Interfacing Graphene-Based Materials With Neural Cells

Abstract

The scientific community has witnessed an exponential increase in the applications of graphene and graphene-based materials in a wide range of fields, from engineering to electronics to biotechnologies and biomedical applications. For what concerns neuroscience, the interest raised by these materials is two-fold. On one side, nanosheets made of graphene or graphene derivatives (graphene oxide, or its reduced form) can be used as carriers for drug delivery. Here, an important aspect is to evaluate their toxicity, which strongly depends on flake composition, chemical functionalization and dimensions. On the other side, graphene can be exploited as a substrate for tissue engineering. In this case, conductivity is probably the most relevant amongst the various properties of the different graphene materials, as it may allow to instruct and interrogate neural networks, as well as to drive neural growth and differentiation, which holds a great potential in regenerative medicine. In this review, we try to give a comprehensive view of the accomplishments and new challenges of the field, as well as which in our view are the most exciting directions to take in the immediate future. These include the need to engineer multifunctional nanoparticles (NPs) able to cross the blood-brain-barrier to reach neural cells, and to achieve on-demand delivery of specific drugs. We describe the state-of-the-art in the use of graphene materials to engineer three-dimensional scaffolds to drive neuronal growth and regeneration in vivo, and the possibility of using graphene as a component of hybrid composites/multi-layer organic electronics devices. Last but not least, we address the need of an accurate theoretical modeling of the interface between graphene and biological material, by modeling the interaction of graphene with proteins and cell membranes at the nanoscale, and describing the physical mechanism(s) of charge transfer by which the various graphene materials can influence the excitability and physiology of neural cells.

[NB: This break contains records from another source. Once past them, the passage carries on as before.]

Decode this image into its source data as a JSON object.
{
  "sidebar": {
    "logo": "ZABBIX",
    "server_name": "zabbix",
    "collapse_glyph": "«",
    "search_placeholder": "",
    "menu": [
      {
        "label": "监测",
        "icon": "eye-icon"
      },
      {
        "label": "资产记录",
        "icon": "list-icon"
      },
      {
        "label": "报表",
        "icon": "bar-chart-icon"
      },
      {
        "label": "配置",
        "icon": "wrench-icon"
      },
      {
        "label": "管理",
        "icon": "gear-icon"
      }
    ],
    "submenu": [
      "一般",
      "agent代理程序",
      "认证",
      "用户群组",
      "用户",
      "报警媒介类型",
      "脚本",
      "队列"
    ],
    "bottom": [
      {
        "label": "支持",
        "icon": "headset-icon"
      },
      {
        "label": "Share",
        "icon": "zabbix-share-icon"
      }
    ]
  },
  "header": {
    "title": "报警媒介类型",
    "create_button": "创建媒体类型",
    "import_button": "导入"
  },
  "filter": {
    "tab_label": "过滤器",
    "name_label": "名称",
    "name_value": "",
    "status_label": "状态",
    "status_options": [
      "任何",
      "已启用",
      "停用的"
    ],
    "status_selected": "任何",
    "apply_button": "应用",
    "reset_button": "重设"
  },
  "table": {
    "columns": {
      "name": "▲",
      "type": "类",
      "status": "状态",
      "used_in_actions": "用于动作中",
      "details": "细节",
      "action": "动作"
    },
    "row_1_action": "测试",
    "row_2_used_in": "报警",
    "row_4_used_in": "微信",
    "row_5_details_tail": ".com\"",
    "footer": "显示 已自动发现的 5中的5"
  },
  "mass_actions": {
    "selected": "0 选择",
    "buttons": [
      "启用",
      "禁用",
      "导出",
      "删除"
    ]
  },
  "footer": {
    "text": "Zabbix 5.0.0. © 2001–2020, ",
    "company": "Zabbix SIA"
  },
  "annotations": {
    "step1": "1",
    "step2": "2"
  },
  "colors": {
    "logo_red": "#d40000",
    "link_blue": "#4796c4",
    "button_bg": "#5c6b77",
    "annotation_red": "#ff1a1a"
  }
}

Keywords: blood-brain barrier; brain; computational modeling; graphene; nanomedicine; neurology; scaffolds; smart materials.

Figure 1

Graphene based neural interfaces for a variety of neuronal functionalities like recording, stimulation and biosensing. Modified with permission from Kostarelos et al. (2017).

Figure 2

Pathways across the blood-brain barrier (BBB). Modified with permission from Abbott et al. (2006).

Figure 3

Transferrin modified G oxide (GO) for glioma-targeted drug delivery. Modified with permission from Liu G. et al. (2013).

Figure 4

3D G-Scaffolds in vitro and in vivo. (A) (a) SEM images of neural stem cells (NSCs) cultured on 3D-G foams under proliferation conditions. The insets illustrate the interaction between the cell filopodia and surface. (b) Fluorescence images of NSCs cultured on 3D-G foams for 5 days. Nestin (green) is a marker for NSCs, and DAPI (blue) identifies nuclei. Modified with permission from Li N. et al. (2013). (B) (a,b) Brain astrocyte/G-scaffolds interaction and astrocyte process infiltration 3 weeks after scaffold implantation. Green: GFAP-positive astrocytes, blue: DAPI-stained nucleus, red: surface-functionalized scaffolds. (b) Detailed astrocyte morphology of the dash-box indicated area in (a). *Indicate astrocytes that bridge a gap between two scaffold layers. Scale bar, 50 (a) and 20 (b) μm. Modified with permission from Zhou et al. (2016).

Figure 5

Graphene electrodes for in vivo recording. (A) (a) Schematic illustration of a flexible G neural electrode array. (b) Photograph of a 16-electrode transparent array. The electrode size is 300 × 300 μm². (B) (a) Photograph of a 50 × 50 μm² single-G electrode placed on the cortical surface of the left hemisphere and a 500 × 500 μm² single-Au electrode placed on the cortical surface of the right hemisphere. (b) Interictal-like spiking activity recorded by 50 × 50 μm² doped-G and Au electrodes. Recordings with doped-G electrodes are five- to sixfold less noisy compared with the ones with same size Au electrode. Modified with permission from Kuzum et al. (2014).

Figure 6

Graphene interaction with biomembranes. (A) Equilibrated superstructure of a graphene sheet inside the phospholipid bilayer formed by 1-palmitoyl-2-oleoyl-sn-glycero-3-phosphocholine (POPC) lipids. Polar heads of the POPC lipids are depicted as green beads, hydrophobic hydrocarbon chains as thick blue lines; the graphene sheet is shown with brown lines (water molecules not shown; modified with permission from Titov et al., 2010). (B) The structure of single (a) and double (b) Cldn15-based paracellular pores, after the respective equilibration protocols. Protomers are shown as ribbons. Each cis dimer is embedded in a hexagonal POPC bilayer, shown as wire structures with phosphorus atoms as spheres. Modified with permission from Alberini et al. (2017).